Obras do novo sistema de captação de água em Pará de Minas estão 85% concluídas

por GeoHydroTech Engenharia em 09/Jul/2019
Obras do novo sistema de captação de água em Pará de Minas estão 85% concluídas

As obras de construção do novo sistema de captação de água de Pará de Minas estão 85% concluídas. A afirmação foi dada ao G1 pela assessoria de comunicação da Vale, na última quinta-feira (04).

De acordo com a assessoria da empresa, a primeira parte das obras foi concluída no dia 16 de maio. A conclusão total da obra está prevista para março de 2020.

O trabalho foi iniciado após a Vale assinar um Termo de Ajustamento de Conduta (TAC) com o Município no dia 18 de março de 2019, quando o Rio Paraopeba, principal fonte de captação de água de Pará de Minas, foi afetado pela lama decorrente do rompimento da Barragem 1 da Mina Córrego do Feijão, em Brumadinho.

Em abril, a Prefeitura informou que as obras estavam 70% concluídas. Em nota, a Vale afirmou à reportagem que está desenvolvendo um Projeto Executivo, que tem um prazo de entrega de 90 dias contados a partir da data de assinatura do TAC.

Em maio, a assessoria da Prefeitura de Pará de Minas informou que a construção da adutora do Rio Pará deveria ser iniciada em junho. Procurado pelo G1, o município informou que não há novidades no caso. Já a Vale não respondeu ao questionamento feito pela reportagem sobre a obra.

A reportagem também entrou em contato com a Águas de Pará de Minas, concessionária responsável pelo abastecimento da cidade, e foi informada que até o momento o abastecimento está normalizado.

Atualmente, conforme a concessionária, o abastecimento do município é feito a partir de três ribeirões: Moreira, Cova Danta, Paciência e Paivas

Obras

O reservatório de água existente nos ribeirões Moreiras e Cova Danta foi interligado a uma adutora da concessionária Águas de Pará de Minas. A assessoria do Executivo informou que a extensão total da interligação entre o reservatório e a adutora é de 850 metros. A Vale tem até o dia 15 de maio de 2020 para finalizar as obras da adutora.

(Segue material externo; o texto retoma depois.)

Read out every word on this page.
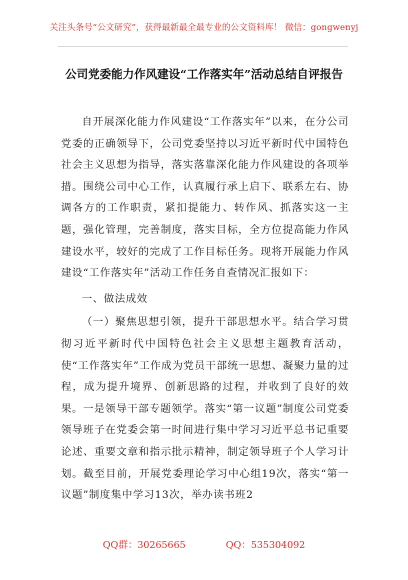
关注头条号“公文研究”，获得最新最全最专业的公文资料库！ 微信：gongwenyj
公司党委能力作风建设“工作落实年”活动总结自评报告

自开展深化能力作风建设“工作落实年”以来，在分公司党委的正确领导下，公司党委坚持以习近平新时代中国特色社会主义思想为指导，落实落靠深化能力作风建设的各项举措。围绕公司中心工作，认真履行承上启下、联系左右、协调各方的工作职责，紧扣提能力、转作风、抓落实这一主题，强化管理，完善制度，落实目标，全方位提高能力作风建设水平，较好的完成了工作目标任务。现将开展能力作风建设“工作落实年”活动工作任务自查情况汇报如下：

一、做法成效

（一）聚焦思想引领，提升干部思想水平。结合学习贯彻习近平新时代中国特色社会主义思想主题教育活动，使“工作落实年”工作成为党员干部统一思想、凝聚力量的过程，成为提升境界、创新思路的过程，并收到了良好的效果。一是领导干部专题领学。落实“第一议题”制度公司党委领导班子在党委会第一时间进行集中学习习近平总书记重要论述、重要文章和指示批示精神，制定领导班子个人学习计划。截至目前，开展党委理论学习中心组19次，落实“第一议题”制度集中学习13次，举办读书班2

QQ群：30265665	QQ：535304092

Segundo a empresa, a adutora que será construída no Rio Pará terá 48 km de extensão e a vazão da água será de 284 l/s, mesmo volume utilizado pelo município antes do rompimento da barragem de Brumadinho.

Ainda segundo a Prefeitura, além da adutora, também está em construção uma linha de transmissão de energia elétrica para colocar o novo sistema em funcionamento. A Vale afirmou que estas obras e a perfuração de novos poços artesianos estão em andamento e devem ser concluídas até o período acertado.

TAC

O TAC prevê que a Vale faça a captação de água para o município a partir do Rio Pará. Para tanto, será construída uma adutora de 47 km de extensão. Além disso, será feito um reservatório com, no mínimo, 50 milhões de litros d’água para suprir as necessidades de abastecimento do município durante o período de estiagem.

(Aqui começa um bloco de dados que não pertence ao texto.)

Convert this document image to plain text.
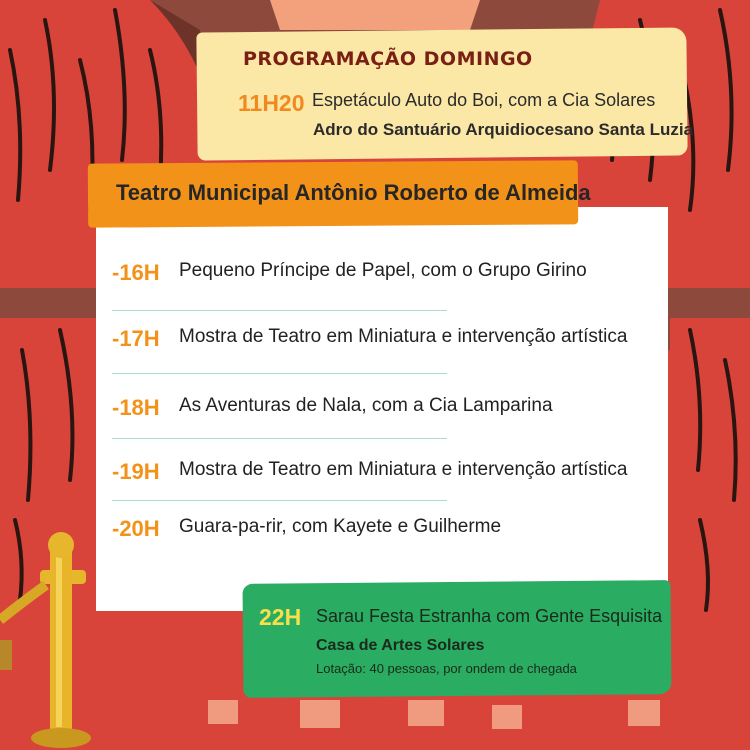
PROGRAMAÇÃO DOMINGO
11H20 Espetáculo Auto do Boi, com a Cia Solares
Adro do Santuário Arquidiocesano Santa Luzia
Teatro Municipal Antônio Roberto de Almeida
-16H Pequeno Príncipe de Papel, com o Grupo Girino
-17H Mostra de Teatro em Miniatura e intervenção artística
-18H As Aventuras de Nala, com a Cia Lamparina
-19H Mostra de Teatro em Miniatura e intervenção artística
-20H Guara-pa-rir, com Kayete e Guilherme
22H Sarau Festa Estranha com Gente Esquisita
Casa de Artes Solares
Lotação: 40 pessoas, por ondem de chegada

Segundo o prefeito de Pará de Minas, Elias Diniz (PSD), funcionários da Vale foram até o Ribeirão dos Moreiras, na zona rural da cidade, para construir uma canaleta que direcionará a água para um novo reservatório no início de março.

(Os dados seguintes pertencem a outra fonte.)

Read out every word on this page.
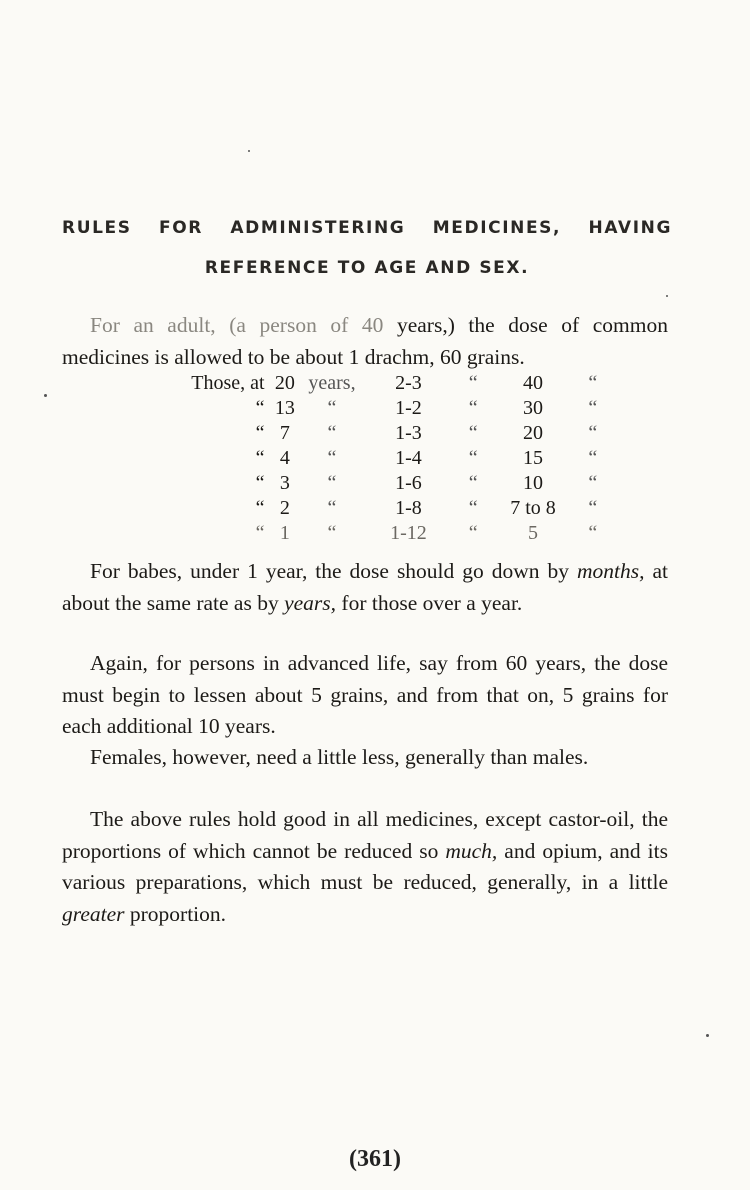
RULES FOR ADMINISTERING MEDICINES, HAVING
REFERENCE TO AGE AND SEX.
For an adult, (a person of 40 years,) the dose of common medicines is allowed to be about 1 drachm, 60 grains.
Those, at	20	years,	2-3	“	40	“
“	13	“	1-2	“	30	“
“	7	“	1-3	“	20	“
“	4	“	1-4	“	15	“
“	3	“	1-6	“	10	“
“	2	“	1-8	“	7 to 8	“
“	1	“	1-12	“	5	“
For babes, under 1 year, the dose should go down by months, at about the same rate as by years, for those over a year.
Again, for persons in advanced life, say from 60 years, the dose must begin to lessen about 5 grains, and from that on, 5 grains for each additional 10 years.
Females, however, need a little less, generally than males.
The above rules hold good in all medicines, except castor-oil, the proportions of which cannot be reduced so much, and opium, and its various preparations, which must be reduced, generally, in a little greater proportion.
(361)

Em março, o município afirmou que a expectativa era de que o local estivesse funcionando em até 60 dias. Já a adutora deve ser construída até 15 de maio de 2020. De acordo com o prefeito, o descumprimento parcial ou total da TAC implica em uma multa diária de R$ 100 mil à Vale.

Análises

No dia 4 de fevereiro, uma análise feita por uma equipe da Fundação SOS Mata Atlântica confirmou que o Rio Paraopeba estava morto no trecho que corta Pará de Minas.

Para tentar conter os rejeitos, a Vale instalou três barreiras de contenção ao longo do curso do rio na cidade. No entanto, a análise revelou que as barreiras continham apenas 95% dos rejeitos.

No mesmo dia, o prefeito Elias Diniz decretou situação de emergência em Pará de Minas devido aos prejuízos causados pela contaminação da água.

O relatório final das análises feitas pela equipe da Fundação, divulgado no dia 27 de fevereiro, revelou a presença de metais pesados na água do rio e afirmou que a água do rio estava imprópria para consumo em uma extensão de 305 km.